Who is most at risk?
While being too cold is unpleasant for anyone, some people are more susceptible to the cold than others. Colder temperatures can be especially dangerous to those who are vulnerable or dealing with poor health. Low temperatures are more dangerous for: "anyone at the extremes of age, such as very small children and the elderly,” says Mahmood.
Keeping an eye on others
Even if we are not feeling the financial pinch this winter, it's important to be mindful of others. Neighbours or relatives, especially those who are elderly, might be embarrassed to admit they are living in conditions that are too cold. If you are concerned, it's important to be aware of how to know that someone is suffering in the cold temperatures. "Signs may include having cold fingers and/or toes, as the extremities get colder first," says Mahmood. "You may also notice a person shivering."
"If this carries on and the body temperature continues to reduce then more serious signs can develop. These may include some of the signs of hypothermia, and also blueish discolouration of the skin as well as confusion."
Seek urgent medical advice if someone is showing the signs of hypothermia.
Keeping warm this winter
In this time of financial crisis, staying warm this winter may not be easy. However, the following advice from Age UK may help to stave off the harmful affects of cold weather this winter:
Exercise can help to raise our core temperature. So being more active can help.Support and encourage the people in your life to keep moving around at home or take up simple indoor exercises, especially if they can't get out and about as usual.

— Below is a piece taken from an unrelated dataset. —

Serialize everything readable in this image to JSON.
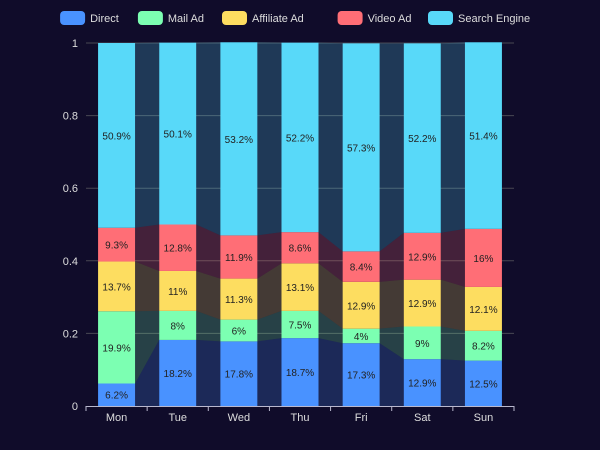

As well as protecting our outer warmth, eating well can both warm us up and help with our energy levels. Eating well is important to keep someone’s strength up, and hot food and drinks will help stay warm.
Thick jumpers can be great at staving off the winter cold, but if you want to stay toasty, having several layers of clothing is the best way to keep warm in winter. If you're heading out, make sure you take some extra layers with you, even if you don't need them immediately - the temperature can drop significantly when the sun goes in.
To avoid winter bugs, it's also important to take advantage of Flu jabs if offered, and keep up to date with your Covid19 boosters. Being cold can help viruses to thrive, so it's important to stay protected.
Speak to your energy company
With the cost of energy on the rise, many of us are dreading how the price of our gas and electric may affect our finances. If you are worried about paying your bills, or turning on the heating at all, it's worth having a chat with your energy company which can offer advice and may be able to provide support.
What if I’m worried?
If you're worried about an elderly or vulnerable person, make sure you seek advice. If the person is elderly, Age UK has a variety of ways it can support.
While some people may claim that the cold 'doesn't do any harm' this is far from being the case. Keeping warm during the winter is an important part of staying healthy, especially for those who are vulnerable. If concerned, make sure you reach out to friends or relatives, or seek medical advice if symptoms develop.